Adventures in Nursing Blog

Sam Adams

Sam Adams

A few months back I attended my first baseball game at Fenway Park in Boston. My younger brother turned 40, and we decided the best way to celebrate was to watch our beloved Cubs play in the second greatest ballpark in the majors. With that and other sight-seeing, we decided to tour the Boston Beer Company, makers of Samuel Adams Boston Lager. Little did I know this trip would send me down a path of learning that I didn't expect.

Jim Koch, the founder of the Boston Beer Company was a just a regular guy that wanted just one thing. To drink one great beer every day for the rest of his life. He was tired of the commercialized corporate nonsense that the beer industry had become. So in the early 1980s, he set out to take on the big boys. A lot of people told him he was crazy. He later admitted that he probably was, just a little bit. But he knew there was something better out there. Turns out that better beer was a family recipe from the Nineteenth Century. And only through passion and perseverance did he create would came to be known as Samuel Adams Boston Lager. An award winning beer that pioneered the modern craft beer industry in America.

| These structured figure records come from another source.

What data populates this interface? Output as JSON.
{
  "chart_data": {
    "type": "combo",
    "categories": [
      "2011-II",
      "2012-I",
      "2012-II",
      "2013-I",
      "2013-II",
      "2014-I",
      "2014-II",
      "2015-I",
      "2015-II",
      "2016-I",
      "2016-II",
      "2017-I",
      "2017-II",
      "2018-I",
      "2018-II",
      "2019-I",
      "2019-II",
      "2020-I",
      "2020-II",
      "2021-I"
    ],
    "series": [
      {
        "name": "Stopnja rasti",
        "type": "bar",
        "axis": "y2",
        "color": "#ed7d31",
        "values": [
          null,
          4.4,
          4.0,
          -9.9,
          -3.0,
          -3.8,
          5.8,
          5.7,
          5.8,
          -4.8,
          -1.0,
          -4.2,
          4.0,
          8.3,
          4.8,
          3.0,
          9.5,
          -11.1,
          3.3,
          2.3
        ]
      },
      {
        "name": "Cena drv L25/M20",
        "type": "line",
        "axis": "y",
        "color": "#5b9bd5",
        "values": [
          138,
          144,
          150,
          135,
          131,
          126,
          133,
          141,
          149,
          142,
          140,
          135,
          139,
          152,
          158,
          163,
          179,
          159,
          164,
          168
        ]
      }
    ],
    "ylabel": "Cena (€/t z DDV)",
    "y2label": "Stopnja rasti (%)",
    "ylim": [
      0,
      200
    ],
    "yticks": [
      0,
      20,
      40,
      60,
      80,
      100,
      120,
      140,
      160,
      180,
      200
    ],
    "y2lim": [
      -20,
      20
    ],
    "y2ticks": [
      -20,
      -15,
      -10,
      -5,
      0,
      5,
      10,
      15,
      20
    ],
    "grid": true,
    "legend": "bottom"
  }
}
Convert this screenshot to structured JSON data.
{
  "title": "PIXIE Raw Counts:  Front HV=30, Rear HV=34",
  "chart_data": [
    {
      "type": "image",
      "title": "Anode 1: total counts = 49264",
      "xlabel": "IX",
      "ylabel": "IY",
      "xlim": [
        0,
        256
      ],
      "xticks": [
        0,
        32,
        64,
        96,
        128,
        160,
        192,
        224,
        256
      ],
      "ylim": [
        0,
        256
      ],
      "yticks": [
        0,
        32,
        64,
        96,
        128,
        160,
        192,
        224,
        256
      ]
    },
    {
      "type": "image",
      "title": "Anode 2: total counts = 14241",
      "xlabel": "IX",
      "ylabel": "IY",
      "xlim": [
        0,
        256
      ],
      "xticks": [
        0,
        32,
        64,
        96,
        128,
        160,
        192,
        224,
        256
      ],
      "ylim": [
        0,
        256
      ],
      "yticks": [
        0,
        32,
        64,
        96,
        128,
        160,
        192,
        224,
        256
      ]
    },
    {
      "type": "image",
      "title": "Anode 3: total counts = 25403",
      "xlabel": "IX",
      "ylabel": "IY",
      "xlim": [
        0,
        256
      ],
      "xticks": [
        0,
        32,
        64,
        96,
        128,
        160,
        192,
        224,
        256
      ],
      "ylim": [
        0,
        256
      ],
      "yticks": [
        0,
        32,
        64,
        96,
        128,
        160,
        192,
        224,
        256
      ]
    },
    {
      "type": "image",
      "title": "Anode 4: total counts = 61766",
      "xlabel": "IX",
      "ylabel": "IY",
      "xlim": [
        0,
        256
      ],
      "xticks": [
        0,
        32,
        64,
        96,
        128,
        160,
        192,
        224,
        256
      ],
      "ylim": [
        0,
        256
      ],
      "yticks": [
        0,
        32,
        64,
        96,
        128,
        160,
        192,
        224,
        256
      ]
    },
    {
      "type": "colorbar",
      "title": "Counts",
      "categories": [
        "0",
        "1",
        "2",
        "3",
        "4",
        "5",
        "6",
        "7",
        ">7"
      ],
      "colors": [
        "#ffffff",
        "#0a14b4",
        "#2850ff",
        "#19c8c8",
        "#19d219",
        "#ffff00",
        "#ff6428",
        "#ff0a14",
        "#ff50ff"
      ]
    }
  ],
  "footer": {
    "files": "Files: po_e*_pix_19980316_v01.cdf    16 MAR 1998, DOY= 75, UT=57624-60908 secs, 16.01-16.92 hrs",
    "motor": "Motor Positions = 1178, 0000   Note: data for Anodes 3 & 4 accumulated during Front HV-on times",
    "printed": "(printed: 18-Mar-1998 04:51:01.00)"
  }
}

Now let's be honest. The Boston Beer Company is a billion dollar publicly traded giant. I'm not saying Atlas is the same as the Boston Beer Company. But in many ways our history and philosophy run parallel. To this day, both companies share a passion for the end consumer. Boston Beer Company didn't hire their first marketing person until 10 years after their inception. Atlas just shifted its focus to full on marketing 5 years after our inception. Boston Beer company relied solely on the feedback of their customers, the ones drinking their beer, for innovation and progress. Atlas has built a company where typical business decisions are shunned based on our traveling nurses in the field and the feedback they provide. Boston Beer Company has a mantra. "The main thing is to keep the main thing the main thing." Their main thing is brewing and selling a quality beer. Our main thing is to give our traveling nurses the best possible experience while on contract. Everything else is noise, and doesn't matter in the long run. We both target the end user. And both are singular in purpose.

One of their beers that I tried while in Boston was called 26.2. It was a Gose (pronounced Go-za) produced specifically for the Boston Marathon. Now keep in mind I don't run. I get tired walking from my desk to my car. So my need to try this beer had nothing to do with running. But after I left I found myself missing it. It was good on levels I've never tasted. Little did I know this beer would help me understand my work in new and exciting ways. Ways that are hard to put into words, but represent an understanding deeper than just day to day operations.

The Cubs lost 2 of 3 games that weekend. But I fell in love with Boston, the story of Jim Koch and how he created Samuel Adams Boston Lager. I've developed a man crush, and I'm concerned that if I ever met him I'd just giggle like a school girl. His laser focus has really given me a chance to refocus my place at Atlas and drive us into the next 5 years and beyond.